Concerns about the potential discovery of sensitive information from non-sensitive datasets are not new.3 The SJC’s recent decision, however, appears to be one of a relatively small number of decisions requiring a trial court to undertake a detailed factual review, as a prerequisite for the release of otherwise public information, of the ways in which analysis of multiple datasets—even if each one is, separately, publicly available—might lead to the disclosure of information that is supposed to be kept confidential.4
Although a public records case, the decision remains noteworthy for private entities subject to data protection laws. Specifically, as entities consider potential protocols for deidentification to enhance privacy and business flexibility by rendering personal information not “personal,” the SJC’s decision highlights concerns that even seemingly benign datasets—datasets that themselves do not appear to contain any confidential information—might nonetheless permit the reconstruction or revelation of deeply personal information that could be traced back to specific individuals, based either on other information available in the dataset or from publicly available outside sources. The CCPA, for example, defines the personal information it covers as including information that “is capable of being associated with, or could reasonably be linked, directly or indirectly, with a particular consumer or household.” Cal. Civ. Code § 1798.140(o).
Similarly, the GDPR defines “personal data” to include information pertaining not just to an “identified” data subject, but also to an “identifiable” one. GDPR, Art. 4(1). And, the GDPR specifically refers to “pseudonymization” as a way to protect otherwise personal data so that it can no longer “be attributed to a specific data subject.” Lurking in both the CCPA and the GDPR, therefore, are potentially significant issues regarding what personal, private information can be derived from seemingly anonymous, deidentified, or already-public data.

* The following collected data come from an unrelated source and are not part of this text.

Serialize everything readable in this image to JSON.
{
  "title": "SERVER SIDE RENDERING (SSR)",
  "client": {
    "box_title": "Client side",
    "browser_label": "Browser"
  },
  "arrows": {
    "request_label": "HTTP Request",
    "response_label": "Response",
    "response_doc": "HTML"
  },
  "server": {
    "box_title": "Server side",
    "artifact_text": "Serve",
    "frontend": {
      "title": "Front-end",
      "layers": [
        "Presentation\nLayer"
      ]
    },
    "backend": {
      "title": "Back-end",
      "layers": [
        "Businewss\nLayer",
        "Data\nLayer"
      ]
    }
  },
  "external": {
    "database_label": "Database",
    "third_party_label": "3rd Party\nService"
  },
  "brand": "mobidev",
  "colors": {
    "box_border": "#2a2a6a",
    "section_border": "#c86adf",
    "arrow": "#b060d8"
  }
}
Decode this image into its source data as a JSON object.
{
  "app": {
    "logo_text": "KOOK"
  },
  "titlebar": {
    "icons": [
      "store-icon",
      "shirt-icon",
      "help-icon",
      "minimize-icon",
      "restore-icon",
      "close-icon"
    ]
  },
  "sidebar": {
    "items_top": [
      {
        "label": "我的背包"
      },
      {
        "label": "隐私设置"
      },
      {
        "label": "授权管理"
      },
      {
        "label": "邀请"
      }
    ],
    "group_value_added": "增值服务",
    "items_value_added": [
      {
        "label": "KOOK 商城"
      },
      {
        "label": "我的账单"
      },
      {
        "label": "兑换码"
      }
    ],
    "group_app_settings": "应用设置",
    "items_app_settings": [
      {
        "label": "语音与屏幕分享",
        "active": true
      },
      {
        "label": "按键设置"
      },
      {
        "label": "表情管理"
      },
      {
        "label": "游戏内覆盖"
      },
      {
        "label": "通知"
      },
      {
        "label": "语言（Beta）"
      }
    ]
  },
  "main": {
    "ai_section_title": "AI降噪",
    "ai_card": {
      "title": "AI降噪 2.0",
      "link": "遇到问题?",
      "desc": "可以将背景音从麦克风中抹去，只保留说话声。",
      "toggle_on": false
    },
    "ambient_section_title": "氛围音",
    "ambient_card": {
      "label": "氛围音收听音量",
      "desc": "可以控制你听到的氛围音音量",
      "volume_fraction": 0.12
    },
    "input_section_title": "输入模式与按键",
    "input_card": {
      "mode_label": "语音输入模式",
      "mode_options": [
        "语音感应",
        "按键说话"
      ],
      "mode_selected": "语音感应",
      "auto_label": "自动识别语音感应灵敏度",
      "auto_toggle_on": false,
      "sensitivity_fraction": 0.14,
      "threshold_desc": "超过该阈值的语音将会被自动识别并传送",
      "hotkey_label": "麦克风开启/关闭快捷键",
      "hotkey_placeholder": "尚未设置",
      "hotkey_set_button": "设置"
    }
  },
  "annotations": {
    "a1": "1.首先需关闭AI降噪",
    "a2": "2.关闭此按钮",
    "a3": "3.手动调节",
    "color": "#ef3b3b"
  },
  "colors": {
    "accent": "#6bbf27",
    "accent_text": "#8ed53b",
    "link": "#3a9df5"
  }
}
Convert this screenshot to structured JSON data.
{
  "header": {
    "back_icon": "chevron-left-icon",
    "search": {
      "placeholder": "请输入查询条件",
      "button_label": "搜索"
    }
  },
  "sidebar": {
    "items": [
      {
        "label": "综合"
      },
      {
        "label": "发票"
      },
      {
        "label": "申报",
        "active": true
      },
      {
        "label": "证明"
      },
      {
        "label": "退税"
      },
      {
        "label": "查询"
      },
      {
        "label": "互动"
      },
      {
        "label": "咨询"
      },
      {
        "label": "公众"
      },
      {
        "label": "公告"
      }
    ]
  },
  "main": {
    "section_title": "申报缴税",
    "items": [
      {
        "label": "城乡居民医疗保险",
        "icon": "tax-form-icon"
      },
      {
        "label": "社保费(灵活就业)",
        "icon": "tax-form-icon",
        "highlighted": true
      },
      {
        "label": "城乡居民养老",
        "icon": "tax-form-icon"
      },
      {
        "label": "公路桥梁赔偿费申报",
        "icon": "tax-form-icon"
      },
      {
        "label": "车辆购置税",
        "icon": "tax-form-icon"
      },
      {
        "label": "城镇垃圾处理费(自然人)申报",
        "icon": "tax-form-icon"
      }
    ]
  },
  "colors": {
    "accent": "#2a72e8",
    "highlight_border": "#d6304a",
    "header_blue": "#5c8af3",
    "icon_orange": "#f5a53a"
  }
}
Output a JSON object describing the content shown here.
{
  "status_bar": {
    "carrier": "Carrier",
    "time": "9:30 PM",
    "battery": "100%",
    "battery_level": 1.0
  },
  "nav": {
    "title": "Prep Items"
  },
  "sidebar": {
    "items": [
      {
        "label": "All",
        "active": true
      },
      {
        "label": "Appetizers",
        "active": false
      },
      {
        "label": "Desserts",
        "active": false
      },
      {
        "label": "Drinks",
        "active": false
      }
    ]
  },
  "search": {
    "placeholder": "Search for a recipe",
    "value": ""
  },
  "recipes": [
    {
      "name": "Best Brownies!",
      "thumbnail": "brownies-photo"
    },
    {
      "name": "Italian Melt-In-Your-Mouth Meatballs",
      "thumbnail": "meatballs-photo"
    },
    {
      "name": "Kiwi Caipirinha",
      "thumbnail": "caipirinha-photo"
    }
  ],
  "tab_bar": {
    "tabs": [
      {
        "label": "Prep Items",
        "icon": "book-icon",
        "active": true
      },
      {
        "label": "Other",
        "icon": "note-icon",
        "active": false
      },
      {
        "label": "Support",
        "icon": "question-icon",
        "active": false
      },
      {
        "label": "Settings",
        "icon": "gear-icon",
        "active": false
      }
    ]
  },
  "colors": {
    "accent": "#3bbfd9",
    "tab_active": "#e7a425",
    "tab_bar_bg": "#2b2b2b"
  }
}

As implementation of the CCPA and the GDPR continues, we can expect a growing focus on whether and how seemingly innocuous, anonymous, deidentified information can be analyzed—either in connection with other, public information, or in connection with other information that someone requesting the data might reasonably have access to, whether public or not. This same issue may well arise in any federal-level privacy legislation. The range of issues raised by anonymization, pseudonymization, and deidentification, therefore, warrant ongoing attention.
1 Boston Globe Media Partners, LLC v. Department of Public Health, 482 Mass. 427 (2019)
2 The case involved a number of other interesting issues relating to public records access and personal privacy. In this note, though, we focus only on the issues of anonymization and potential reidentification.
3 Nearly ten years ago, Georgetown Law professor Paul Ohm suggested that analytical techniques had already rendered—or would, in due course, render—most such efforts unsuccessful. See Paul Ohm, Broken Promises of Privacy: Responding to the Surprising Failure of Anonymization, 57 U.C.L.A. L. REV. 1701, 1705 (2010) (noting highly publicized reidentifications of certain medical information, and Netflix viewing information).
4 The issue arose with respect to state bar records in Sander v. State Bar of California, 58 Cal. 4th 300, 326, 314 P.3d 488, 507 (2013). And, in the specific context of personal health information, HIPAA has long contemplated that anonymization techniques can provide adequate protection of privacy. See 45 C.F.R. §164.514.